Monday, Nov. 29, 1937

Pure & Parallel

U. S. ski enthusiasts, eagerly sniffing the chill autumn air for snow last week, suddenly found a healthy January blizzard raging in their samovar. For Emile Allais, who last February at Chamonix won the International Ski Federation's World Championship by taking firsts in the slalom and downhill races, laid down a new and highly controversial rule for skiing. All skiing turns should be abandoned, said Champion Allais, excepting the pure Christiania and the parallel Christiania. The French Ski Federation heartily concurred with its champion and, when his Le Ski Franc,ais was published last week at Bellegarde, a small town in France, the Federation promptly adopted it as the official method of teaching Frenchmen to ski.

This is nothing short of revolution in ski technique, for the first things U. S. ski masters teach neophytes are the stem turn and the stem-Christiania, executed by braking with one ski, then edging the other over. Pure "Christies" (now learned after stemming is mastered) involve no stemming, but are accomplished by swinging the weight of the body while thrusting one ski forward.
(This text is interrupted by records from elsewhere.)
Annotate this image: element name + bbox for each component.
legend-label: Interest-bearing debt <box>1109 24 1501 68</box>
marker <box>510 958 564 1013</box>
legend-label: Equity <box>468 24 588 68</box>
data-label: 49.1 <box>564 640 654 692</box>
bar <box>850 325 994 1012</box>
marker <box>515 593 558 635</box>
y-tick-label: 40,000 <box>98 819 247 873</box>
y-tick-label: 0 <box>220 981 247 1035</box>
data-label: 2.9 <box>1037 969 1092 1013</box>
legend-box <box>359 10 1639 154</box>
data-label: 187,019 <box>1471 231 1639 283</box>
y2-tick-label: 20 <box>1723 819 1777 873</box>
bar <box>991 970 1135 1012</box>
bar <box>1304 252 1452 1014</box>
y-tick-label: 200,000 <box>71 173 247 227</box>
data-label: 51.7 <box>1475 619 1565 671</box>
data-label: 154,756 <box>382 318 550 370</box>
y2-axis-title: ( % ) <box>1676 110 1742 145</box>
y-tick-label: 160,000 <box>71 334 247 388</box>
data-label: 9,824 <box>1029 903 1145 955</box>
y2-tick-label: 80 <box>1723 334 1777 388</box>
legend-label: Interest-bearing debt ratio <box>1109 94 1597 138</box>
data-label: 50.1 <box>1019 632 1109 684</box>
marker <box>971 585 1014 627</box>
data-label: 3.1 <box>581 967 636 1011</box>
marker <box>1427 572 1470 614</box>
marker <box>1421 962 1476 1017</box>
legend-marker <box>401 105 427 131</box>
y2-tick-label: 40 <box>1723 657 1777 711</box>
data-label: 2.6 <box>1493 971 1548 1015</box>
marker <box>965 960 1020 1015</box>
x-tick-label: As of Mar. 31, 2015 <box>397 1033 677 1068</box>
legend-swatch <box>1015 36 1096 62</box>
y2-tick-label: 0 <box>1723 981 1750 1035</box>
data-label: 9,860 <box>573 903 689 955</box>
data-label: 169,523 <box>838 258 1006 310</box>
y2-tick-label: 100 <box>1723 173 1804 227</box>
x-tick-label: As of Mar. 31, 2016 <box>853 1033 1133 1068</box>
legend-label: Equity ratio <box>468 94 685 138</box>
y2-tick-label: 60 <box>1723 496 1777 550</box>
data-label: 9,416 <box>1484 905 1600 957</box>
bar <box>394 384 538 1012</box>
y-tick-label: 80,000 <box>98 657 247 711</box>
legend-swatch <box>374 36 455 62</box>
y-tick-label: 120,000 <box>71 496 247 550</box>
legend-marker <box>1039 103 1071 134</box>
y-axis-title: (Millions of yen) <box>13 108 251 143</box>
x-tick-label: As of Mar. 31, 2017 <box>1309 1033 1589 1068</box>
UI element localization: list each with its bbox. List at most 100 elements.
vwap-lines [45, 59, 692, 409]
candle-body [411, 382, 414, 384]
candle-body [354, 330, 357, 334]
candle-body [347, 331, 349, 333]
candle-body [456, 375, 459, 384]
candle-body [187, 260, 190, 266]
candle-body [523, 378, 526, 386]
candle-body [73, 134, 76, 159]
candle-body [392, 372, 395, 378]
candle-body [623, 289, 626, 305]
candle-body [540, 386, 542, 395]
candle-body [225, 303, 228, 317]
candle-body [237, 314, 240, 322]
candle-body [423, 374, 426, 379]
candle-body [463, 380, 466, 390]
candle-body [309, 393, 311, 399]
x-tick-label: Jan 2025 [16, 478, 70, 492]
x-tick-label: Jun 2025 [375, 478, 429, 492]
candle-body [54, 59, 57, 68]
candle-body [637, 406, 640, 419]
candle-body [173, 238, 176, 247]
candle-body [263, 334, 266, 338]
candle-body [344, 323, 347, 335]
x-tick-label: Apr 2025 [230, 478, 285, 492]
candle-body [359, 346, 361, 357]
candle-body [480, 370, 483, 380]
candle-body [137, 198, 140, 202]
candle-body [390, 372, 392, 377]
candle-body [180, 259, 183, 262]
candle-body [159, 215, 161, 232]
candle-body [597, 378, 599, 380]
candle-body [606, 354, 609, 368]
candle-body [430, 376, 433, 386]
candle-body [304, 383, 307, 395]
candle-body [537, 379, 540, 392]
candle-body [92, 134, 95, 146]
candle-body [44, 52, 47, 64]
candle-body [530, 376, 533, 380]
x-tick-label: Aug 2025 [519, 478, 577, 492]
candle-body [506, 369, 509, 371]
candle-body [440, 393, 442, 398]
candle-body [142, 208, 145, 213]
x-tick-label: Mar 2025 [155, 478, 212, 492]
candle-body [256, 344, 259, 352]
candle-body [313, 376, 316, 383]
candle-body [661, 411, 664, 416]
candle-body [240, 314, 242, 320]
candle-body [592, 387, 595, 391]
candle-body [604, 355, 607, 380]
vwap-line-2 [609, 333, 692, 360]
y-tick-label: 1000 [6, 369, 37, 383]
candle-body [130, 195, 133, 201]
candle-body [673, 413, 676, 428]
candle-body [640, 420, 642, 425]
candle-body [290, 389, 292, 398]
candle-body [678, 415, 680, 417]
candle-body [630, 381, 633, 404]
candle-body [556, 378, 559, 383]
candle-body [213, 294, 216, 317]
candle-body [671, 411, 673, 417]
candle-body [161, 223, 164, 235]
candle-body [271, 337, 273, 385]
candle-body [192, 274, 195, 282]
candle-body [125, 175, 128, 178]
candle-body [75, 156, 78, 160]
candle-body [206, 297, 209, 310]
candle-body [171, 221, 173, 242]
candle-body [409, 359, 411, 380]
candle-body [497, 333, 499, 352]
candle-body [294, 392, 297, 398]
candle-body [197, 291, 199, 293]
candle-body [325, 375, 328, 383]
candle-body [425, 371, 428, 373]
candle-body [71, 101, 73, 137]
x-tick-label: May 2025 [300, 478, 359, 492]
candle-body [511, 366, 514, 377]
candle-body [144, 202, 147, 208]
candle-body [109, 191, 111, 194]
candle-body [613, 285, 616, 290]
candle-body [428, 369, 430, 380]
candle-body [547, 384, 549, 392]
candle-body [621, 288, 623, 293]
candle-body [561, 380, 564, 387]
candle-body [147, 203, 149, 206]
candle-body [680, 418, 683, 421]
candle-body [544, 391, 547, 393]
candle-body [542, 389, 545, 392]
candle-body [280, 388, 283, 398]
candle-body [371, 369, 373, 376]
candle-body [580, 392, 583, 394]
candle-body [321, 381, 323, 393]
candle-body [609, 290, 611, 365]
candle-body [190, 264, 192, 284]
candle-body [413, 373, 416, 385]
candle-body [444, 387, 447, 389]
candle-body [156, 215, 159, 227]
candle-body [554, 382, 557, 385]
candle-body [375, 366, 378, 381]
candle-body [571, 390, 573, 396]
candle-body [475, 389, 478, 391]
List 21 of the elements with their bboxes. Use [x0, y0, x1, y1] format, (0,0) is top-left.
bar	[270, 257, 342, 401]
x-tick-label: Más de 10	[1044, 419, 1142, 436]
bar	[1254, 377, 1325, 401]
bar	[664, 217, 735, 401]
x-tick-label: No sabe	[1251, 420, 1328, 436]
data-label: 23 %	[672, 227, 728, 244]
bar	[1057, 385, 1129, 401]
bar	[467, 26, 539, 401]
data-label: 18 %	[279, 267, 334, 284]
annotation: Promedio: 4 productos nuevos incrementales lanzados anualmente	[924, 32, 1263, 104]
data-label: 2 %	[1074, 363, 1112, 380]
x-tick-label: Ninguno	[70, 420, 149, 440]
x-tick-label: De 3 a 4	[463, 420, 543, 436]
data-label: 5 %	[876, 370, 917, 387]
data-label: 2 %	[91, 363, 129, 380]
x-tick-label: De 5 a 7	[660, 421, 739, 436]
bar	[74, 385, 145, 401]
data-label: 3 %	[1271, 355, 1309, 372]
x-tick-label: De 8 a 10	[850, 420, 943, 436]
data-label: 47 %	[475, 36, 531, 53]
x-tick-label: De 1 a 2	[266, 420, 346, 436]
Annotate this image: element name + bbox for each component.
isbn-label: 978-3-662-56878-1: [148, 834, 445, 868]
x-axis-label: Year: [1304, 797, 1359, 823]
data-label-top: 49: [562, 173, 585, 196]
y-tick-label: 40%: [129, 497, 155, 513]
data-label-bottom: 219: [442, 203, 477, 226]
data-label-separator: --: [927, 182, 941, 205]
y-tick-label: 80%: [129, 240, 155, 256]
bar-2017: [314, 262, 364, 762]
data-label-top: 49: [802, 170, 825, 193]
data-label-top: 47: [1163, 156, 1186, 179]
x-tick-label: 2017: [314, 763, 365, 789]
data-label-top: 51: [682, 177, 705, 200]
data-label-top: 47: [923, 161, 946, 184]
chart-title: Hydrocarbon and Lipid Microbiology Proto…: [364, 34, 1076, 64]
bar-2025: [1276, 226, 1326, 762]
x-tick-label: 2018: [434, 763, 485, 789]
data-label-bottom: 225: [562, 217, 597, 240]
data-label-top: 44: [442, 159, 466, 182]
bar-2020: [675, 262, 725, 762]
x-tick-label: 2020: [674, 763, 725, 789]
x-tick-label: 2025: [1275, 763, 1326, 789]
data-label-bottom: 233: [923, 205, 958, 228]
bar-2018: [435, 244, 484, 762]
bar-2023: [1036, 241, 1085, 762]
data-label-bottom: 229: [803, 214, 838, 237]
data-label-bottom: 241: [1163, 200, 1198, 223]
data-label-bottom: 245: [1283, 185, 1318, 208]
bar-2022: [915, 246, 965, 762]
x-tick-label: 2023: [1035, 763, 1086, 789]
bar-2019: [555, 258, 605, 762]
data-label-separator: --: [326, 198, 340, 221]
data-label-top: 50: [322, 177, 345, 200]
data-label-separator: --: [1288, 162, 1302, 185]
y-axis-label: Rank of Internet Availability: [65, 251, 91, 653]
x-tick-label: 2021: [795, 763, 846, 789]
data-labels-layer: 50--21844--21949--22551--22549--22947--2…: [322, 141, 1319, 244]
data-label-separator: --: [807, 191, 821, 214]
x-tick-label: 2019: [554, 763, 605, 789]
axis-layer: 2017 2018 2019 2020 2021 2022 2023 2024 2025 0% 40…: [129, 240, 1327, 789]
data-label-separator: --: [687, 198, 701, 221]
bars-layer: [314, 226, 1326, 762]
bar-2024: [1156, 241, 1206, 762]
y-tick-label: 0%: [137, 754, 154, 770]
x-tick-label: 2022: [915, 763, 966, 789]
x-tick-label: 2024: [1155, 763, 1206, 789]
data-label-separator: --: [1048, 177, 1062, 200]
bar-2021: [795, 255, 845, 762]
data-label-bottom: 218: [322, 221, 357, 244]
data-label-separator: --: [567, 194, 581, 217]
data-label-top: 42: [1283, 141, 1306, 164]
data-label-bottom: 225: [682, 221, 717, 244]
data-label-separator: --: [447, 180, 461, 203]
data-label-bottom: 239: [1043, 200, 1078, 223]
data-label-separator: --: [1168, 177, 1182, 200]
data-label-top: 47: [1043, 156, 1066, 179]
They are more graceful and faster than stem turns, or the other great ski maneuver--the Telemark.*

Ski masters in the U. S. shook their heads over this hasty French abandonment of a 20-year-old tried-and-true technique, doubting whether better skiers could be produced by limiting their repertoire of ski-maneuvers.

*Originally the orthodox ski technique, Telemark turns (accomplished by sliding one ski far forward so that it guides the other into the turn) are practical only in deep snow, lost favor when the Christiania technique was developed.